Generasi muda Papua ingin maju dengan pendidikan yang baik. Namun langkah mereka terhalang oleh KST. Masyarakat makin membenci KST karena tega membakar sekolah, padahal proses belajar sangat penting untuk masa depan mereka. Dengan ijazah maka putra Papua bisa memiliki pekerjaan yang baik atau jadi wirausaha. Namun sekolah yang dicintai malah dibakar oleh KST.
Apalagi peristiwa pembakaran sekolah bukan kali ini saja terjadi. Pada bulan Mei 2022 KST juga pernah membakar gedung sekolah SD dan SMP di kawasan Hitadipa, Intan Jaya. Pembakaran sekolah di Oksibil dan Hitadipa menunjukkan bahwa KST memiliki rencana buruk untuk menghentikan kemajuan di Papua dan mereka tak ingin warga di Bumi Cendrawasih berpendidikan.
Padahal pendidikan sangat penting, khususnya bagi masa depan orang asli Papua. Mereka ingin agar lebih cerdas dan menguasai materi di sekolah dengan baik. Anak-anak Papua sudah mendapatkan beasiswa Otsus dan belajar dengan semangat di sekolah.
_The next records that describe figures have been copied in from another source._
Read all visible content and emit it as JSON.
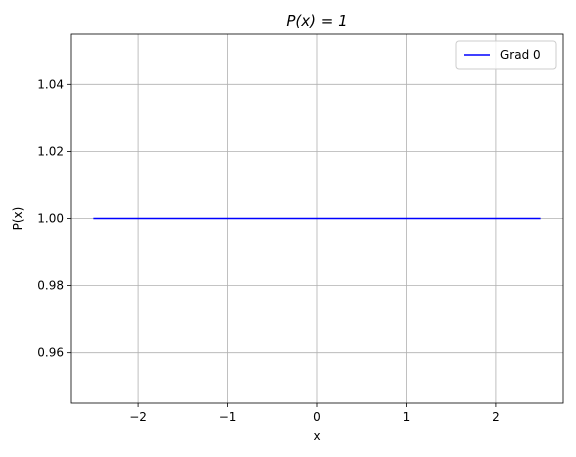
{
  "chart_data": {
    "type": "line",
    "title": "P(x) = 1",
    "xlabel": "x",
    "ylabel": "P(x)",
    "xlim": [
      -2.75,
      2.75
    ],
    "ylim": [
      0.945,
      1.055
    ],
    "x_ticks": [
      -2,
      -1,
      0,
      1,
      2
    ],
    "x_tick_labels": [
      "−2",
      "−1",
      "0",
      "1",
      "2"
    ],
    "y_ticks": [
      0.96,
      0.98,
      1.0,
      1.02,
      1.04
    ],
    "y_tick_labels": [
      "0.96",
      "0.98",
      "1.00",
      "1.02",
      "1.04"
    ],
    "grid": true,
    "legend_position": "top-right",
    "series": [
      {
        "name": "Grad 0",
        "color": "#0000ff",
        "x": [
          -2.5,
          2.5
        ],
        "y": [
          1.0,
          1.0
        ]
      }
    ]
  }
}
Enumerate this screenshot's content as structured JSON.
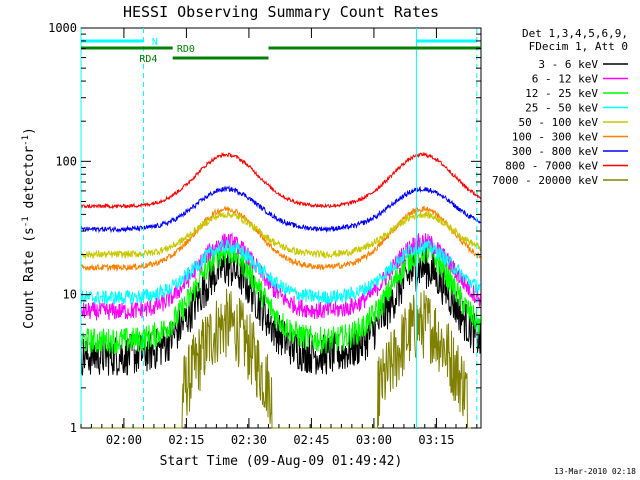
{
  "chart_data": {
    "type": "line",
    "title": "HESSI Observing Summary Count Rates",
    "xlabel": "Start Time (09-Aug-09 01:49:42)",
    "ylabel_main": "Count Rate (s",
    "ylabel_sup1": "-1",
    "ylabel_mid": " detector",
    "ylabel_sup2": "-1",
    "ylabel_end": ")",
    "y_scale": "log",
    "ylim": [
      1,
      1000
    ],
    "xlim_minutes": [
      0,
      96
    ],
    "x_ticks": [
      {
        "label": "02:00",
        "minute": 10.3
      },
      {
        "label": "02:15",
        "minute": 25.3
      },
      {
        "label": "02:30",
        "minute": 40.3
      },
      {
        "label": "02:45",
        "minute": 55.3
      },
      {
        "label": "03:00",
        "minute": 70.3
      },
      {
        "label": "03:15",
        "minute": 85.3
      }
    ],
    "y_ticks": [
      {
        "label": "1",
        "value": 1
      },
      {
        "label": "10",
        "value": 10
      },
      {
        "label": "100",
        "value": 100
      },
      {
        "label": "1000",
        "value": 1000
      }
    ],
    "legend_header": [
      "Det 1,3,4,5,6,9,",
      "FDecim 1, Att 0"
    ],
    "legend_position": "right",
    "series": [
      {
        "name": "3 - 6 keV",
        "color": "#000000",
        "baseline": 3.5,
        "peak": 16,
        "noise": 0.35
      },
      {
        "name": "6 - 12 keV",
        "color": "#ff00ff",
        "baseline": 7.5,
        "peak": 25,
        "noise": 0.15
      },
      {
        "name": "12 - 25 keV",
        "color": "#00ff00",
        "baseline": 4.5,
        "peak": 21,
        "noise": 0.22
      },
      {
        "name": "25 - 50 keV",
        "color": "#00ffff",
        "baseline": 9.5,
        "peak": 23,
        "noise": 0.12
      },
      {
        "name": "50 - 100 keV",
        "color": "#c8c800",
        "baseline": 20,
        "peak": 40,
        "noise": 0.06
      },
      {
        "name": "100 - 300 keV",
        "color": "#ff8000",
        "baseline": 16,
        "peak": 44,
        "noise": 0.05
      },
      {
        "name": "300 - 800 keV",
        "color": "#0000ff",
        "baseline": 31,
        "peak": 62,
        "noise": 0.04
      },
      {
        "name": "800 - 7000 keV",
        "color": "#ff0000",
        "baseline": 46,
        "peak": 112,
        "noise": 0.03
      },
      {
        "name": "7000 - 20000 keV",
        "color": "#808000",
        "baseline": 1,
        "peak": 6,
        "noise": 0.6
      }
    ],
    "saa_peaks_minutes": [
      35,
      82
    ],
    "vertical_markers": [
      {
        "minute": 0,
        "style": "solid",
        "color": "#00ffff"
      },
      {
        "minute": 15,
        "style": "dashed",
        "color": "#00ffff"
      },
      {
        "minute": 80.5,
        "style": "solid",
        "color": "#00ffff"
      },
      {
        "minute": 95,
        "style": "dashed",
        "color": "#00ffff"
      }
    ],
    "flag_bars": [
      {
        "label": "N",
        "color": "#00ffff",
        "row": 0,
        "segments": [
          [
            0,
            15
          ],
          [
            80.5,
            95
          ]
        ],
        "label_minute": 17
      },
      {
        "label": "RD0",
        "color": "#008000",
        "row": 1,
        "segments": [
          [
            0,
            22
          ],
          [
            45,
            96
          ]
        ],
        "label_minute": 23
      },
      {
        "label": "RD4",
        "color": "#008000",
        "row": 2,
        "segments": [
          [
            22,
            45
          ]
        ],
        "label_minute": 14
      }
    ]
  },
  "footer": {
    "timestamp": "13-Mar-2010 02:18"
  }
}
Namun langkahnya terhenti sementara oleh KST.
Oleh karena itu masyarakat Papua setuju akan pemberantasan KST karena selalu merugikan. Terlebih ketika KST tak hanya membakar sekolah dan menghambat generasi muda untuk maju. Namun mereka merekrut anak-anak Papua untuk jadi anggota baru.
Hasil penyelidikan dari Polres Intan Jaya menyatakan bahwa anak-anak SD direkrut oleh KST lalu ‘menghilang’ dan tiba-tiba muncul ke publik. Namun ia datang sambil membawa senjata api dan mencoba untuk menemba rakyat sipil.
Ditengarai kelompok yang merekrut anak SD tersebut adalah Sabius Waker dan kelompoknya. Mereka sudah beberapa bulan ini menculik anak SD lalu dilatih untuk jadi kader baru. Dikatakan menculik karena orang tua anak SD tersebut tidak tahu bahwa anak-anaknya dilatih jadi anggota KST.
Masyarakat mengecam aksi KST yang keterlaluan karena merekrut anak SD jadi penembak dan pemberontak. Meski yang diambil adalah protolan SD alias anak putus sekolah, tetapi tetap saja mereka belum cukup umur karena memang usianya belum 17 tahun. Anak-anak seharusnya belajar di rumah, jika memang sudah tak bersekolah. Namun malah dilatih untuk melawan aparat, sungguh mengenaskan!
KST menghambat kemajuan generasi muda Papua yang sedang semangat belajar, dengan membakar gedung sekolah. Peristiwa pembakaran ini menunjukkan bahwa mereka tidak ingin anak-anak asli Bumi Cendrawasih untuk meraih pendidikan tinggi. Masyarakat mengecam aksi KST dan berharap mereka segera diburu dengan tuntas oleh aparat.